Policiais civis, trabalhadores da educação, fazendários e outros se reunirão para participar de audiência pública. 

As várias categorias que compõem o funcionalismo público do Piauí vão se reunir em assembleia geral nesta quarta-feira (11) para deliberar a respeito de uma greve geral que deve ser deflagrada em protesto contra a tramitação em regime de urgência da PEC 03/2019. O texto encaminhado pelo governador à Assembleia Legislativa trata da mudança no Regime Próprio de Previdência Social do Estado e, segundo os trabalhadores, há diversos pontos que precisam ser discutidos, inclusive com a realização de audiências públicas.

Entre as categorias que devem cruzar os braços amanhã estão policiais civis, trabalhadores da educação pública, profissionais da saúde, fazendários, magistrados e defensores públicos.

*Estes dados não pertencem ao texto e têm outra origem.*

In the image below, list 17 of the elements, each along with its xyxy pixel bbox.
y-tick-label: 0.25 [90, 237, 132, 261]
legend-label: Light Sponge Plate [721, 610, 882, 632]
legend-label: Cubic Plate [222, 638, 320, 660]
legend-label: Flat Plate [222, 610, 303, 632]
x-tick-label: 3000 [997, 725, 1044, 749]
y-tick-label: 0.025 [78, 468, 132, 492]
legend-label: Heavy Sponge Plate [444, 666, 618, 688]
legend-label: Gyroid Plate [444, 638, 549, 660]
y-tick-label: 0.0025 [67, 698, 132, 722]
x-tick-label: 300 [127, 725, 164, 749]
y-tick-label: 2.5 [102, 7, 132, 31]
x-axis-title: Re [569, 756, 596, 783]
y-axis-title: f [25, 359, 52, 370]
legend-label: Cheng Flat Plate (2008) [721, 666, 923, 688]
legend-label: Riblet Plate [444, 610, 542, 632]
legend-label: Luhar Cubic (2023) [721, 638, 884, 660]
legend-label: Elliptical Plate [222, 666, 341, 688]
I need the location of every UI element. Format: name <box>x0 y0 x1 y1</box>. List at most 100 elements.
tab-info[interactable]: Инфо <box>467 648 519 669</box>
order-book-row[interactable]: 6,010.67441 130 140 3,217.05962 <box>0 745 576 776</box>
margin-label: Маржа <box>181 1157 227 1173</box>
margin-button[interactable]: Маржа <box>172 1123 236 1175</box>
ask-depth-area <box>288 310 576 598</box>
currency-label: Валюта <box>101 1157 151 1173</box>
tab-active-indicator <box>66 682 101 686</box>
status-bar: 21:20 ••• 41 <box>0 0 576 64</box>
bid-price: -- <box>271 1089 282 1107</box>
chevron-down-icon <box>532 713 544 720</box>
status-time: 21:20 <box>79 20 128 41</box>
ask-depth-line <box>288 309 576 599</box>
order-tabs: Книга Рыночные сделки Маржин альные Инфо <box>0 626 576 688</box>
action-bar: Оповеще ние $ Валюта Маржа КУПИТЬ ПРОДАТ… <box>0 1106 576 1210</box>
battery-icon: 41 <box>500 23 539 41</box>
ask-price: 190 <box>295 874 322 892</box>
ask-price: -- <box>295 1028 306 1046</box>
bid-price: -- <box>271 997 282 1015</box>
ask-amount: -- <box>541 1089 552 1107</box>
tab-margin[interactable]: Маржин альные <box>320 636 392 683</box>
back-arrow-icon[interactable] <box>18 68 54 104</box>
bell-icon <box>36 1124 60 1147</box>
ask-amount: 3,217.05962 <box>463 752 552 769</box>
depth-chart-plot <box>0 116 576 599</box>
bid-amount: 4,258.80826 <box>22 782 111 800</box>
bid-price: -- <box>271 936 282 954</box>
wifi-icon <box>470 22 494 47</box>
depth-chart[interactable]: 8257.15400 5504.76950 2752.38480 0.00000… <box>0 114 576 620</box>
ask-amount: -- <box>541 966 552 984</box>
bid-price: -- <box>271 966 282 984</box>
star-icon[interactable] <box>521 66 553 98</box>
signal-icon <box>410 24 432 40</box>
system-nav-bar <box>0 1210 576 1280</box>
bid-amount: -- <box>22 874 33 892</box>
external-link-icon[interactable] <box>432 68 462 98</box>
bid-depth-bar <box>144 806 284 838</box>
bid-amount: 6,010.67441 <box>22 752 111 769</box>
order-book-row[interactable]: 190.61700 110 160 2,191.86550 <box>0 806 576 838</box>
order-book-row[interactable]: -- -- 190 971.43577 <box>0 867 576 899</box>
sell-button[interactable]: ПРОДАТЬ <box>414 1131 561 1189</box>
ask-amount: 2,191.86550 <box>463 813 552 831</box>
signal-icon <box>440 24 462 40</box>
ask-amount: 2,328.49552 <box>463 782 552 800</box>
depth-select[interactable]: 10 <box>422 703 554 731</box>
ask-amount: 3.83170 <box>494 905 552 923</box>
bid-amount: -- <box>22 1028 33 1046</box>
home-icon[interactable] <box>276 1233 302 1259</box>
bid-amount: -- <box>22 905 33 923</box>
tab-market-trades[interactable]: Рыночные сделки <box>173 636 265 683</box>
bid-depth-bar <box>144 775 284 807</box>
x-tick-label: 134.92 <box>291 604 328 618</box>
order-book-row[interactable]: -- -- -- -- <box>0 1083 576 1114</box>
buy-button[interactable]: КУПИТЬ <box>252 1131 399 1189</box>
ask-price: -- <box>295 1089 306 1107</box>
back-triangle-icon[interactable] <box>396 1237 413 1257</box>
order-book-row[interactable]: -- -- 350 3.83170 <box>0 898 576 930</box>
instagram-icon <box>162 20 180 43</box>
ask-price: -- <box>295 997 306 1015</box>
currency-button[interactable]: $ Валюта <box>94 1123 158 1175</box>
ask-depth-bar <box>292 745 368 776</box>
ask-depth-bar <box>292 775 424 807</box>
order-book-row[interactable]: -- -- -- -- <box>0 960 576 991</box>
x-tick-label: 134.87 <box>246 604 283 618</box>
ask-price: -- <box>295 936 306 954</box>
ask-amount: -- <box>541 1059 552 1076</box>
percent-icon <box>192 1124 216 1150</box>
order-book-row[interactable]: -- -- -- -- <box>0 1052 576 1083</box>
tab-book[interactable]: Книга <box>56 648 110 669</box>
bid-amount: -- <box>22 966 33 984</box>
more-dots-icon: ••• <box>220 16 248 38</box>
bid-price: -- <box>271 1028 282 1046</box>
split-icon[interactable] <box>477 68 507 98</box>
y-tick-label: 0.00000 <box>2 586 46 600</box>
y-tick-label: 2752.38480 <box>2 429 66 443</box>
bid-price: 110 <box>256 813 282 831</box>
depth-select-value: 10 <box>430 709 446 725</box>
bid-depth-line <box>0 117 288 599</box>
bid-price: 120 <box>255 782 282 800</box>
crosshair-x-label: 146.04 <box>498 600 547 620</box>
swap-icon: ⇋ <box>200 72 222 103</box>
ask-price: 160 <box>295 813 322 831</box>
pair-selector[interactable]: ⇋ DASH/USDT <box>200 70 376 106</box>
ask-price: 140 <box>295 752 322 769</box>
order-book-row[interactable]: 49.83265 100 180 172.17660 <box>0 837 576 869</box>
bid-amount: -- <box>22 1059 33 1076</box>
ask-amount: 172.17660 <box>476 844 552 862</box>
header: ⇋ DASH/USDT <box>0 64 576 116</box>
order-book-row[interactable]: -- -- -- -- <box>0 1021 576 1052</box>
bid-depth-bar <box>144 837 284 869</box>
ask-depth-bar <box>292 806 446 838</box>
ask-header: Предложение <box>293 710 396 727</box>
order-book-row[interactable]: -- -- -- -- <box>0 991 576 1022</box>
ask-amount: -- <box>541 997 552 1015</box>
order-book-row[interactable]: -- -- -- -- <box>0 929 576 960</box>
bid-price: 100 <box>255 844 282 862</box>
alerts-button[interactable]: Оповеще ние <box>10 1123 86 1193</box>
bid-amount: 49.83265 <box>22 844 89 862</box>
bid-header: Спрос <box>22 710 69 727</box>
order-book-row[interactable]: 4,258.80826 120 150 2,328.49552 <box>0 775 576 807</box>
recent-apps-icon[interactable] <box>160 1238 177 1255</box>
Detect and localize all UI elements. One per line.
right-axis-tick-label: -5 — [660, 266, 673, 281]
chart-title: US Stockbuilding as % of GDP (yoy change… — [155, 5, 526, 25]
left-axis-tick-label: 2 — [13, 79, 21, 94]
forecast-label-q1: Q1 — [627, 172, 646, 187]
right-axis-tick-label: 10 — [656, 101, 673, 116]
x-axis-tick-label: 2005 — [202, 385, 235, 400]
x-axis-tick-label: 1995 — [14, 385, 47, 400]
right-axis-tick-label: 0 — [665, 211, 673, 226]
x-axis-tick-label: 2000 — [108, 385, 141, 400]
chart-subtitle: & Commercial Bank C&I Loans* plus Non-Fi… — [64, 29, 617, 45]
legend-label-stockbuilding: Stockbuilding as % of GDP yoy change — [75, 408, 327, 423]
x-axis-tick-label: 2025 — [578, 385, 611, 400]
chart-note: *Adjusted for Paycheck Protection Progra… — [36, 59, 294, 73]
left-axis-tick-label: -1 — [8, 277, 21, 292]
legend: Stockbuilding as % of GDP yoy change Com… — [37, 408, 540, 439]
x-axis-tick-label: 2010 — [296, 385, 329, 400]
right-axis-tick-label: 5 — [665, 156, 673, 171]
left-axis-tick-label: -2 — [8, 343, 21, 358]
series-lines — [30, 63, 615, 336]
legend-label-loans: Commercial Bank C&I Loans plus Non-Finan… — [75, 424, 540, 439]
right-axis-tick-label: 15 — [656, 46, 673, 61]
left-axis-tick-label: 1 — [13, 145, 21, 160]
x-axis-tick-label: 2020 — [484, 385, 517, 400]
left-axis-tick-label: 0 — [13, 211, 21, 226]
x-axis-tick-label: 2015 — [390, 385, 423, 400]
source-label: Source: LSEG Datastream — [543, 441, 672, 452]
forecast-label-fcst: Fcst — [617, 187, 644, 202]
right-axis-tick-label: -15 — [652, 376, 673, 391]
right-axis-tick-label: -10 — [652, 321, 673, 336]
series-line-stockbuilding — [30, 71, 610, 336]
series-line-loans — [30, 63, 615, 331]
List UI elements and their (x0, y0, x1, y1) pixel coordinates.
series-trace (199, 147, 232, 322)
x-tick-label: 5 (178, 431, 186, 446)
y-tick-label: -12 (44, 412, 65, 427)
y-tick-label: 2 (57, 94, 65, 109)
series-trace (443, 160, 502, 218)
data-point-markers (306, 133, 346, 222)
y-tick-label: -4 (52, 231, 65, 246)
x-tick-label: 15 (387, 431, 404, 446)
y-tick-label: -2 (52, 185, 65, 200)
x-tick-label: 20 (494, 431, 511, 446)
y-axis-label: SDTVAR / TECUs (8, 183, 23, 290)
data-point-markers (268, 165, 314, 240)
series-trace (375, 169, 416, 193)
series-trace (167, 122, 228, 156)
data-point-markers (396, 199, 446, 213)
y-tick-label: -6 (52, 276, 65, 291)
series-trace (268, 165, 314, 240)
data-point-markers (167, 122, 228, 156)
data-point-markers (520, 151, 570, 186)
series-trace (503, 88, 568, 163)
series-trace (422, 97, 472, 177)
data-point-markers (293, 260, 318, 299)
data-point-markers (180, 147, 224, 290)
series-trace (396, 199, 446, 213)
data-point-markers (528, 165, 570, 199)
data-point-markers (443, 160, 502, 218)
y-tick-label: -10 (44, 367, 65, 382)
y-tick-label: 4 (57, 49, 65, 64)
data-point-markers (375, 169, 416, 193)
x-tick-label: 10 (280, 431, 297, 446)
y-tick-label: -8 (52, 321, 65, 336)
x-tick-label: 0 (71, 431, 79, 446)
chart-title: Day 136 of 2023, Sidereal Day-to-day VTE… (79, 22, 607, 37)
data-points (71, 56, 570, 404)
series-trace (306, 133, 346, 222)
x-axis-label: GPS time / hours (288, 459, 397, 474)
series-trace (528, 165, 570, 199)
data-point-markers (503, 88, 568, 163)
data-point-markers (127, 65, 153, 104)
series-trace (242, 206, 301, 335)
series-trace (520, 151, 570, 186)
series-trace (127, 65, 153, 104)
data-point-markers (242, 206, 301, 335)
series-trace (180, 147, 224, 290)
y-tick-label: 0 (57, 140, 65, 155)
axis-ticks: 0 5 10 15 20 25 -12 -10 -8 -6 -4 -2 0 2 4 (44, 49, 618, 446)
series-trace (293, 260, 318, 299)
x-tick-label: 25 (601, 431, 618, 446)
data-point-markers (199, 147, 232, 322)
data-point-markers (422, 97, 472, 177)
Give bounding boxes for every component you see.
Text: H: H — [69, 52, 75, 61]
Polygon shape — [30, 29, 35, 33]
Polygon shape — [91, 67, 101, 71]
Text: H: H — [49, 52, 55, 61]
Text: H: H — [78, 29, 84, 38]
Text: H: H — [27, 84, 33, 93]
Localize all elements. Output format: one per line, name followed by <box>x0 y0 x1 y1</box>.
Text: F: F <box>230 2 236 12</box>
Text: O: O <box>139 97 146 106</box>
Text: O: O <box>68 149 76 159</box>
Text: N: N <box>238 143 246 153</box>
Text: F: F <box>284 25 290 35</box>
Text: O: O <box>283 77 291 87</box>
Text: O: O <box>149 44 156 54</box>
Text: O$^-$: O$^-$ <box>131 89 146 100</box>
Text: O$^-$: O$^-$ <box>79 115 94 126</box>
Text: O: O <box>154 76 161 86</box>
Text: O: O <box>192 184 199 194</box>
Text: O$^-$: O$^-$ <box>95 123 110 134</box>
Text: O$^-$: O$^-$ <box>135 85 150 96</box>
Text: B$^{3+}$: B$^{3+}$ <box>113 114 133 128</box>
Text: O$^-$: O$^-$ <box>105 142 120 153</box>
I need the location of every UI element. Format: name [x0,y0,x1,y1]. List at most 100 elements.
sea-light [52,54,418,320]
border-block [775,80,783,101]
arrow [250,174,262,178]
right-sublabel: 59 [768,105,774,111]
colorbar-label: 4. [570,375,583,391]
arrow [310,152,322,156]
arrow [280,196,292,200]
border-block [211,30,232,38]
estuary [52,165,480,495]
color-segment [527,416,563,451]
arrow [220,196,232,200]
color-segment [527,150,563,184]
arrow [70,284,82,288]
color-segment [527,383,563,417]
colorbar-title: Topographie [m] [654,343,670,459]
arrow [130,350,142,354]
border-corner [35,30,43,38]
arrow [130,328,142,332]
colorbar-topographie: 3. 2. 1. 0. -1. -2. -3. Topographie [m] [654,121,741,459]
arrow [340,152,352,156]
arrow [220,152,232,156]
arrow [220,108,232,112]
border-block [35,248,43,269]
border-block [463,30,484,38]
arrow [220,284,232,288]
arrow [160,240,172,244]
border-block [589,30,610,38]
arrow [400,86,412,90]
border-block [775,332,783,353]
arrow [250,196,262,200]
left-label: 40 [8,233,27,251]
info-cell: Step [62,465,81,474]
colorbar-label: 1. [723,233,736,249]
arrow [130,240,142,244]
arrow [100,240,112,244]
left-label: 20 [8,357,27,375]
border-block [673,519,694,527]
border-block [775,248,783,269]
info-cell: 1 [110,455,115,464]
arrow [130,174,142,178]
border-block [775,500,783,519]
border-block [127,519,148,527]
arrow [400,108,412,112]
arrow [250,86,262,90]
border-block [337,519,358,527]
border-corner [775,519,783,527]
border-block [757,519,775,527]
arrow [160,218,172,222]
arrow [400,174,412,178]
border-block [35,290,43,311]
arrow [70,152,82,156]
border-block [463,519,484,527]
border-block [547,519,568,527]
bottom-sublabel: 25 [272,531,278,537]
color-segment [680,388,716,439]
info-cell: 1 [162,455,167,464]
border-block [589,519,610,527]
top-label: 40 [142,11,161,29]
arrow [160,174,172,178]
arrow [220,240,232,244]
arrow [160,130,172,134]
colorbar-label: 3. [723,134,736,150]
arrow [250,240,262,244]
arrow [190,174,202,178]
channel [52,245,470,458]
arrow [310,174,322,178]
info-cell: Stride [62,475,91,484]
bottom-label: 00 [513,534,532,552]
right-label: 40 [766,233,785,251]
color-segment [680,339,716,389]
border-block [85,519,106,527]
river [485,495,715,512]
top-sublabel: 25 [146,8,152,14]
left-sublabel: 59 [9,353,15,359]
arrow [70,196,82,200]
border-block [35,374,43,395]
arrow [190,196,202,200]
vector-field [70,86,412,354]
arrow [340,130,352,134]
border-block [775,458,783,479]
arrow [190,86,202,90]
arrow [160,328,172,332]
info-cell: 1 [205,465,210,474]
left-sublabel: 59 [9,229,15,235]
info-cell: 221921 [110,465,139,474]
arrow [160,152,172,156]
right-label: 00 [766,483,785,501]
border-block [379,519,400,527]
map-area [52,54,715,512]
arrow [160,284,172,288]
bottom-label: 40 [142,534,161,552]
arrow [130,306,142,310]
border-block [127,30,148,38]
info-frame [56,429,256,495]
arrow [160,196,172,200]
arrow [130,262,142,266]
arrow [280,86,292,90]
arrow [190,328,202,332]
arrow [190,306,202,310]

A principal reivindicação é que os parlamentares do Legislativo deixem as discussões sobre a reforma da Previdência somente para fevereiro, para dar tempo que o governo se reúna com os trabalhadores e discuta mais a fundo alguns pontos considerados polêmicos. 

“Não se justifica o governo, que votou contra a reforma aprovada no Congresso, votar aqui sem fazer discussão com as entidades e tentar fazer pelo menos de uma forma amenizada aquilo que está hoje definido na lei que é Emenda 2013/2019 [Reforma Previdenciária do  Governo Federal]”, declarou Constantino Júnior, presidente do Sindicato dos Policiais Civis do Piauí (Sinpolpi).

Já para os trabalhadores da educação, o cerne da questão não é só o regime de urgência da tramitação da reforma, mas as mudanças que ela propõe. Para o vice-presidente do Sinte (Sindicato dos Trabalhadores da Educação), Kássius Lage, o governo estadual “piorou a PEC aprovada no Congresso”.

“A referência é a PEC do Governo Federal, que não concordamos e mesmo assim foi aprovada. E aqui no Piauí, o governo resolvei piorar ainda mais isso, taxando aposentados que ganham até um salário e 14% acima de um salário a pagar uma nova contribuição mesmo já tendo se aposentado”. E se isso não for suficiente para cobrir o rombo da previdência, que não vai ser, ainda vão ser taxados ativos, inativos e pensionistas. Ou seja, os terão que pagar uma dívida que o estado tem e que não é deles”, foi o que afirmou o vice-presidente do Sinte.

As categorias irão se reunir no pátio da Assembleia Legislativa a partir das 8 horas desta quarta (11) para decidir em votação se deflagraram movimento paredista por tempo indeterminado e também para planejar a agenda de lutas.